The Bombay High Court on Thursday dismissed 103 petitions by developers and other realtors, who are developing projects on lands or properties of state government, Maharashtra Housing and Area Development Authority (MHADA) or BMC lands/properties and sought exemptions from levy, imposition, demand and recovery of development charges by BMC under Section 124F of the Maharashtra Regional Town Planning (MRTP) Act, 1966.
The developers claimed that such recoveries were illegal and contrary to the law. The exemption sought was to the tune of Rs 800 crore. The state government replied that since the lands were developed by private developers and not government agencies, levying charges was justified. The court upheld the state’s stand and dismissed the pleas.
Section 124F of the MRTP Act prescribed that no development charge shall be levied on the institution of use or change of use, or development of, any land or building vested in or under the control or possession of the Central or State Government or of any local authority.
A division bench of Justice R D Dhanuka and Justice Kamal R Khata passed judgement after hearing the pleas, which claimed that the petitioners are developing lands belonging to the state government, MHADA, BMC and therefore, the development undertaken by them is exempted and petitioners are not liable to pay development charges.
It was submitted that amounts already paid by the petitioners under protest towards development charges should be refunded to the petitioners.

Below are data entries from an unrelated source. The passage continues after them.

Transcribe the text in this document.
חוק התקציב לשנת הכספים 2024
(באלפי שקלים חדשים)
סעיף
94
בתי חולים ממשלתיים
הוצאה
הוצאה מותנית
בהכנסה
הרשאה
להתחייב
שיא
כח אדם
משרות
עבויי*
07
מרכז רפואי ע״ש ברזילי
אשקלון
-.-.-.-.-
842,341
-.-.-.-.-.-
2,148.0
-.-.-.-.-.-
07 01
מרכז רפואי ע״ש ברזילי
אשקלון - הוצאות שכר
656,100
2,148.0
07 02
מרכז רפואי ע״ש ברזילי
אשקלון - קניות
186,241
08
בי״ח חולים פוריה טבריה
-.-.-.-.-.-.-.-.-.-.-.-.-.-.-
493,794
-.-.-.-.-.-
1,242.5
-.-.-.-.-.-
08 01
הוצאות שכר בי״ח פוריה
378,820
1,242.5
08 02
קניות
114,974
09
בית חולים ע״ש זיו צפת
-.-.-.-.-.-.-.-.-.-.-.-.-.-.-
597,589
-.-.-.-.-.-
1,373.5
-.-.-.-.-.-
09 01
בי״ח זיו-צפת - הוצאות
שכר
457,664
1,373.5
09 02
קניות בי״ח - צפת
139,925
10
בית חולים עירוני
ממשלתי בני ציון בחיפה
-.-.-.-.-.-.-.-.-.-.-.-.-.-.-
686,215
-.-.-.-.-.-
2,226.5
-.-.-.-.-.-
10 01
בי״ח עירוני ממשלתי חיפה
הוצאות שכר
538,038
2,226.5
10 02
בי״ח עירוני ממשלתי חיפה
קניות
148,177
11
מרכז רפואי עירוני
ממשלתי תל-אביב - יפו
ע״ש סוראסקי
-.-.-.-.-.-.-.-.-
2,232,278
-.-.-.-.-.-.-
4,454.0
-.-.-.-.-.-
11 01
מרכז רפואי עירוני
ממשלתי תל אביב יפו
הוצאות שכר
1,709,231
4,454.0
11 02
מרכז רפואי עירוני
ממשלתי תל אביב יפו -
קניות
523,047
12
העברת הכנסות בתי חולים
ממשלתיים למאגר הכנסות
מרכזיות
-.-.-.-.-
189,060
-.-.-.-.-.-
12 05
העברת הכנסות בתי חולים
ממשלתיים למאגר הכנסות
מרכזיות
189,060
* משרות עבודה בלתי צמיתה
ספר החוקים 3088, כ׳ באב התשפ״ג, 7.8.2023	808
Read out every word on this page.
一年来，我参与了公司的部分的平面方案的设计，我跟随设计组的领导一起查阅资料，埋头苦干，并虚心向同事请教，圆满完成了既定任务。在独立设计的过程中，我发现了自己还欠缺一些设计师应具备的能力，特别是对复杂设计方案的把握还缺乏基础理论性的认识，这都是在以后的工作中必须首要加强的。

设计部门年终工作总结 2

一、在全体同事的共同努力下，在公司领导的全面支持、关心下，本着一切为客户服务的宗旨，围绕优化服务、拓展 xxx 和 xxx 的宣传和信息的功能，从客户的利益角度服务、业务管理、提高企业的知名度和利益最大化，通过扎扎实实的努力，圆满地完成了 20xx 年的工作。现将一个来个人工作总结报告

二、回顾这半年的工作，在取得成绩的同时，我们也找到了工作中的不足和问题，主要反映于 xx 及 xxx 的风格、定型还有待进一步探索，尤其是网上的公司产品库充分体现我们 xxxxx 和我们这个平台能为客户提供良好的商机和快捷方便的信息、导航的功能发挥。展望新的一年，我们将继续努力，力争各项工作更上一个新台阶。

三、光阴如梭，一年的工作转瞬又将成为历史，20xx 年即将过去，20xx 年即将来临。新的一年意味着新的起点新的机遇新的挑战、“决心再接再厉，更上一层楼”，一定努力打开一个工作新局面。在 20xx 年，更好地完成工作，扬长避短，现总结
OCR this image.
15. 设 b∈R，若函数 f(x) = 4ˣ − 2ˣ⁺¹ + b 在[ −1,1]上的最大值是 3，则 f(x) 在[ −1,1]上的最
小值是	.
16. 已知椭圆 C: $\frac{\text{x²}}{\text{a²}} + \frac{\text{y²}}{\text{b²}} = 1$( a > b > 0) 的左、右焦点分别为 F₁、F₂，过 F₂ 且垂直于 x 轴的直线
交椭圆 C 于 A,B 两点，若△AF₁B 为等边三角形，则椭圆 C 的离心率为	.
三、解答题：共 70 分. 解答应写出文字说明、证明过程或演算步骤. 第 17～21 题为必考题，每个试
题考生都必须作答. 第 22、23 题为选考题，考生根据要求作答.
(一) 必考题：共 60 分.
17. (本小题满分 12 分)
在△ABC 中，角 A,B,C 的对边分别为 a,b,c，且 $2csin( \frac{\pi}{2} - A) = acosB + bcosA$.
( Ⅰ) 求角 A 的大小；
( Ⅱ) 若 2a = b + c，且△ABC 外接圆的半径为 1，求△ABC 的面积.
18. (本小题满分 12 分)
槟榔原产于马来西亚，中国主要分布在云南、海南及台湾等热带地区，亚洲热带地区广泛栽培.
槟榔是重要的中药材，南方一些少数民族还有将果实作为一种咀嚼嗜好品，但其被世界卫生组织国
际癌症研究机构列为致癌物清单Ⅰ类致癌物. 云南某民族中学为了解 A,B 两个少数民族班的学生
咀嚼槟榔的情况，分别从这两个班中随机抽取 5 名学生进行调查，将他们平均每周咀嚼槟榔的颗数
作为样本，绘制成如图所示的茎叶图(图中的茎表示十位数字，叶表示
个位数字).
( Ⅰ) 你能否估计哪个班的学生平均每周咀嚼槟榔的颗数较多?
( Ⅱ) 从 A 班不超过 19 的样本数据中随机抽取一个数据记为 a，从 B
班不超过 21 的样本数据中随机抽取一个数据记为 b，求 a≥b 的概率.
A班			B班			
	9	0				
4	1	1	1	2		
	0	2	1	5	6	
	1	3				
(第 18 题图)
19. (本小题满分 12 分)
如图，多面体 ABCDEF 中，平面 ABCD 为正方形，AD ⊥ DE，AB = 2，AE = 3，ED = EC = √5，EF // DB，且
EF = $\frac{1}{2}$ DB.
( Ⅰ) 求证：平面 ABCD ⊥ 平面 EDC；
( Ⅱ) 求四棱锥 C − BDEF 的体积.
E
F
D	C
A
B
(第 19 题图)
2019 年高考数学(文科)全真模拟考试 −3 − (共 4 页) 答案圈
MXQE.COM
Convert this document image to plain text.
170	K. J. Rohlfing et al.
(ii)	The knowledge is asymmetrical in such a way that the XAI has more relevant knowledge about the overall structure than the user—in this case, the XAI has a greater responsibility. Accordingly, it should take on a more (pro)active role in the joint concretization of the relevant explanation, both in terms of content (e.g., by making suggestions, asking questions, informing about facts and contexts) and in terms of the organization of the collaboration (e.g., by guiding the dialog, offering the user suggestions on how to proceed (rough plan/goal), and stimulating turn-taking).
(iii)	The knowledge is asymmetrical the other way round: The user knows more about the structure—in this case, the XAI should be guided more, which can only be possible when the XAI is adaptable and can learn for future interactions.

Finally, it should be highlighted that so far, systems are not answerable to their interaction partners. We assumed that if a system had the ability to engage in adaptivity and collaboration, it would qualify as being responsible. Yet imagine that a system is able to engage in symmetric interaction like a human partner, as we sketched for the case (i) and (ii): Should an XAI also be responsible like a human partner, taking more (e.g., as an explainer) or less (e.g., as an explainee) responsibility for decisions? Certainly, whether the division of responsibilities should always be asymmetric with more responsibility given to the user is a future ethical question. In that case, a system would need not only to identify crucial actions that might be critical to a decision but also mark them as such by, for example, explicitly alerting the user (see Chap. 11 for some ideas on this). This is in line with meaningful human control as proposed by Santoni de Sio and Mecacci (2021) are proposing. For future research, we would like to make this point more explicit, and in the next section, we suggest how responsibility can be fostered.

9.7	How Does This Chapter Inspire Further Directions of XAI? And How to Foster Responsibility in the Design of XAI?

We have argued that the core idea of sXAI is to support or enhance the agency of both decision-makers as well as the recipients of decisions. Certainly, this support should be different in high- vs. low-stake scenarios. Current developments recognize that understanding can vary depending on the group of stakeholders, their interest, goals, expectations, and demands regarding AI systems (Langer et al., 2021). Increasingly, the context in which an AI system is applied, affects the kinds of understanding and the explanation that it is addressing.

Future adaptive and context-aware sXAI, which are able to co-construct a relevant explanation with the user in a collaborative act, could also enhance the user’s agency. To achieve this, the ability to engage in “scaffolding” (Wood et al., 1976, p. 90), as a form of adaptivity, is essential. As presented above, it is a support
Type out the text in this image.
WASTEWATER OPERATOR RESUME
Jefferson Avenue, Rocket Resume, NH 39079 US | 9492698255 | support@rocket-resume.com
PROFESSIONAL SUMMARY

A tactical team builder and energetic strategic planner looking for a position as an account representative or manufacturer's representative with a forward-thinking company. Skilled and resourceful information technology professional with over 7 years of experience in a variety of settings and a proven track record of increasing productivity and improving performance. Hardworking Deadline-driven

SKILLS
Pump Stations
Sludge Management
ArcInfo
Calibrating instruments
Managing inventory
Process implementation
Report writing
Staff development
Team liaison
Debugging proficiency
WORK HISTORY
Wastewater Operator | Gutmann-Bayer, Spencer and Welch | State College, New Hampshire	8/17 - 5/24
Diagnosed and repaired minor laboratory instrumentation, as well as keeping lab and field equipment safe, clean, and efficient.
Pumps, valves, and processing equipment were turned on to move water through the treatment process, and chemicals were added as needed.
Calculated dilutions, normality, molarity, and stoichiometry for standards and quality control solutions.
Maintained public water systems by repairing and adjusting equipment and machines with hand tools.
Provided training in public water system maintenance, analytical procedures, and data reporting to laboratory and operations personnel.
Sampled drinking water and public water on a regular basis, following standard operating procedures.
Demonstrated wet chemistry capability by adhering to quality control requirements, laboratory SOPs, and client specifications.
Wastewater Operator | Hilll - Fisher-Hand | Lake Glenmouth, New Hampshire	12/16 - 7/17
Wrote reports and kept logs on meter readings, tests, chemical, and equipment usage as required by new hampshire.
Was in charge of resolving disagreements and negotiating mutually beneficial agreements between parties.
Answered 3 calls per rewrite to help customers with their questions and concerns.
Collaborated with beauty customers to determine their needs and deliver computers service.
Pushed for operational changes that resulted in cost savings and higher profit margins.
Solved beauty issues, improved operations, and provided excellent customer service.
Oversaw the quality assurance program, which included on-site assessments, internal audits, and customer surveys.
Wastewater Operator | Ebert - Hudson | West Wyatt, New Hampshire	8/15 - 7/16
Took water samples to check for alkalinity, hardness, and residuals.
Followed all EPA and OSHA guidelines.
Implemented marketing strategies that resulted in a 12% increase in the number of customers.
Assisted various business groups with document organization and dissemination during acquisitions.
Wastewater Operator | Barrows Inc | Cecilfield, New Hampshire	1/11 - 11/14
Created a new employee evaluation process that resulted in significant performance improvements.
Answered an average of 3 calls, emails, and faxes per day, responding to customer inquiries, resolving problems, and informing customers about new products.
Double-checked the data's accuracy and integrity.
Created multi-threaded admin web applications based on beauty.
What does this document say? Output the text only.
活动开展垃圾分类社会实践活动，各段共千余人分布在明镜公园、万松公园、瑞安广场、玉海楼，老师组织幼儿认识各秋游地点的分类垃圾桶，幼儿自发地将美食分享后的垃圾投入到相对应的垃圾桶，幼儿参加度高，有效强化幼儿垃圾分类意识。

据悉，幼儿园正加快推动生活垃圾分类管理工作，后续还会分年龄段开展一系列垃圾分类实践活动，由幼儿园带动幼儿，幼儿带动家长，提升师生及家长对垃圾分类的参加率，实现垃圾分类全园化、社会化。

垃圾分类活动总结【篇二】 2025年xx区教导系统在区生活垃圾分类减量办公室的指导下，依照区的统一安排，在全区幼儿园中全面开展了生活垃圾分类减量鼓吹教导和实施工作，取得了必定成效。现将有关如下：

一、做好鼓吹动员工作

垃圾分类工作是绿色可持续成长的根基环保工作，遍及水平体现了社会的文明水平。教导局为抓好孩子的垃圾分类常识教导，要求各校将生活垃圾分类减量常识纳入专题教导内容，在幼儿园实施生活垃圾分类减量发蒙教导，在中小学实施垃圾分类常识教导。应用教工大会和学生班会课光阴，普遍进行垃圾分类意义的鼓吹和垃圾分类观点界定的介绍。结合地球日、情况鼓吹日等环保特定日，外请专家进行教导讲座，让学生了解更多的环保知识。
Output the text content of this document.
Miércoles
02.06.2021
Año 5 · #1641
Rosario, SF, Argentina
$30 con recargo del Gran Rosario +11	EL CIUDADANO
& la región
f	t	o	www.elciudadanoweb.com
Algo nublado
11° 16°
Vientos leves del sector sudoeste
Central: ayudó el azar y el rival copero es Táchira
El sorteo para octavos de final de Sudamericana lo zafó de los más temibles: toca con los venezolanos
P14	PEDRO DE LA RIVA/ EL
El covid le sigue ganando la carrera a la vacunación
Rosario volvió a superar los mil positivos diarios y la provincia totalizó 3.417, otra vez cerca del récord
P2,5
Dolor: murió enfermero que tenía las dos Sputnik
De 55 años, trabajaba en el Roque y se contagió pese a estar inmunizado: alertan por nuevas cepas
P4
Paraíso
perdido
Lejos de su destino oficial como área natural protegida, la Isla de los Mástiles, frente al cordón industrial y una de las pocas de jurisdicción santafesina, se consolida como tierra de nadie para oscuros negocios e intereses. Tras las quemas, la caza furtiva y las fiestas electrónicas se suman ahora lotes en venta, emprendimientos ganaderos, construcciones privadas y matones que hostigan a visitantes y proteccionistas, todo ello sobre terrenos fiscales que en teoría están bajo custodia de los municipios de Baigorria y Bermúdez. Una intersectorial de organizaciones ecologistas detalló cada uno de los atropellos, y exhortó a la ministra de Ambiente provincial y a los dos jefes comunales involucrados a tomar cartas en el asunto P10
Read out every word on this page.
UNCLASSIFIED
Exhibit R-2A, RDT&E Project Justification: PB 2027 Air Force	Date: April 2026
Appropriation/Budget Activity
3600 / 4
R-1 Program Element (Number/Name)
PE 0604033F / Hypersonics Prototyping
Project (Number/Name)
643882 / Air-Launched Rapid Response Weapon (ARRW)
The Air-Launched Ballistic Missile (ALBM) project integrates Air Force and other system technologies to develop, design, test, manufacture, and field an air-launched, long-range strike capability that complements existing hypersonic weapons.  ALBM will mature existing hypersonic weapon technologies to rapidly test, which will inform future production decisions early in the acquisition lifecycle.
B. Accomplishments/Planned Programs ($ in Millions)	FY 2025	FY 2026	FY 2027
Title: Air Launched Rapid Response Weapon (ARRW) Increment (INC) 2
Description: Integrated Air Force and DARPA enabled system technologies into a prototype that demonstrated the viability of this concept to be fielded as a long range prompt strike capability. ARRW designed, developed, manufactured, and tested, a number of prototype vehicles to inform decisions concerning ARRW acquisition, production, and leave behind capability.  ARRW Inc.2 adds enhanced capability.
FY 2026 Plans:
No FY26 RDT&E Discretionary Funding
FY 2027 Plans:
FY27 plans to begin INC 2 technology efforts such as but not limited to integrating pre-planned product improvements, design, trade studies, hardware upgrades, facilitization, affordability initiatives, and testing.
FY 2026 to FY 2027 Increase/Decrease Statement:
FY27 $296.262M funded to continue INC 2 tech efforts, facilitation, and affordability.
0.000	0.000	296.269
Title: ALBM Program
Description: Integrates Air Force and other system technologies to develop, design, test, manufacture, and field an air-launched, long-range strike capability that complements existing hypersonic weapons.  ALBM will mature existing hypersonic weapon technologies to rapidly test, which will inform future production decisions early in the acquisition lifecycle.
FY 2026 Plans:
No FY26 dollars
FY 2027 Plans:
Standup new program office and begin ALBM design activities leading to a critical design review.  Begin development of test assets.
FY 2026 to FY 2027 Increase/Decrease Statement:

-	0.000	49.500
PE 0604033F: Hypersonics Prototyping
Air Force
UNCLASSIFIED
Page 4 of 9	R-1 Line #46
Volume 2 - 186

The petitioners, through senior advocate Milind Sathe along with advocates Girish Godble and Saket Mone submitted that it is enough for a person seeking exemption of development charge that the property belongs to a local authority, and it vests in the local authority. The question of whether the local authority owns or exercises control in respect of such property is not required to be separately met.
The petitioners said that merely because the state government has not undertaken infrastructure projects, the tax without the authority of law does not become payable.
However, Senior advocates Aspi Chinoy and Joaquim F Reis for BMC submitted that since 1992, the developers, who undertake projects privately on land belonging to authorities have been paying charges and have all understood that exemption is not applicable in the same.
The authorities said that if a developer is aggrieved, they can file an appeal under the MRTP Act. However, in most cases appeal has not been filed by the petitioners to avoid pre-deposit of the amount.
Advocate General Ashutosh Kumbhakoni along with advocate Akshay Shinde opposed the pleas and said that if the land was to be developed by the government authorities itself, only then the exemption could be granted on the development charges.
After hearing submissions, the bench held, “When the Union government or the state government or the planning authority, who propose to carry out development on the land owned by them for their purpose, there is an exemption from payment of development charges, such exemption under Section 124F of the MRTP Act cannot be claimed by a third party, who proposes to carry out redevelopment on the land in possession of or under control of or vested authorities.
“If the land owned by these authorities is sought to be developed by such authorities itself, for their benefits and their purposes, such exemption permissible under Section 124F can be claimed by itself and not by others proposing to carry out redevelopment on such lands for their benefits,” it said.
The bench found “no merit” in the petitions and dismissed the same.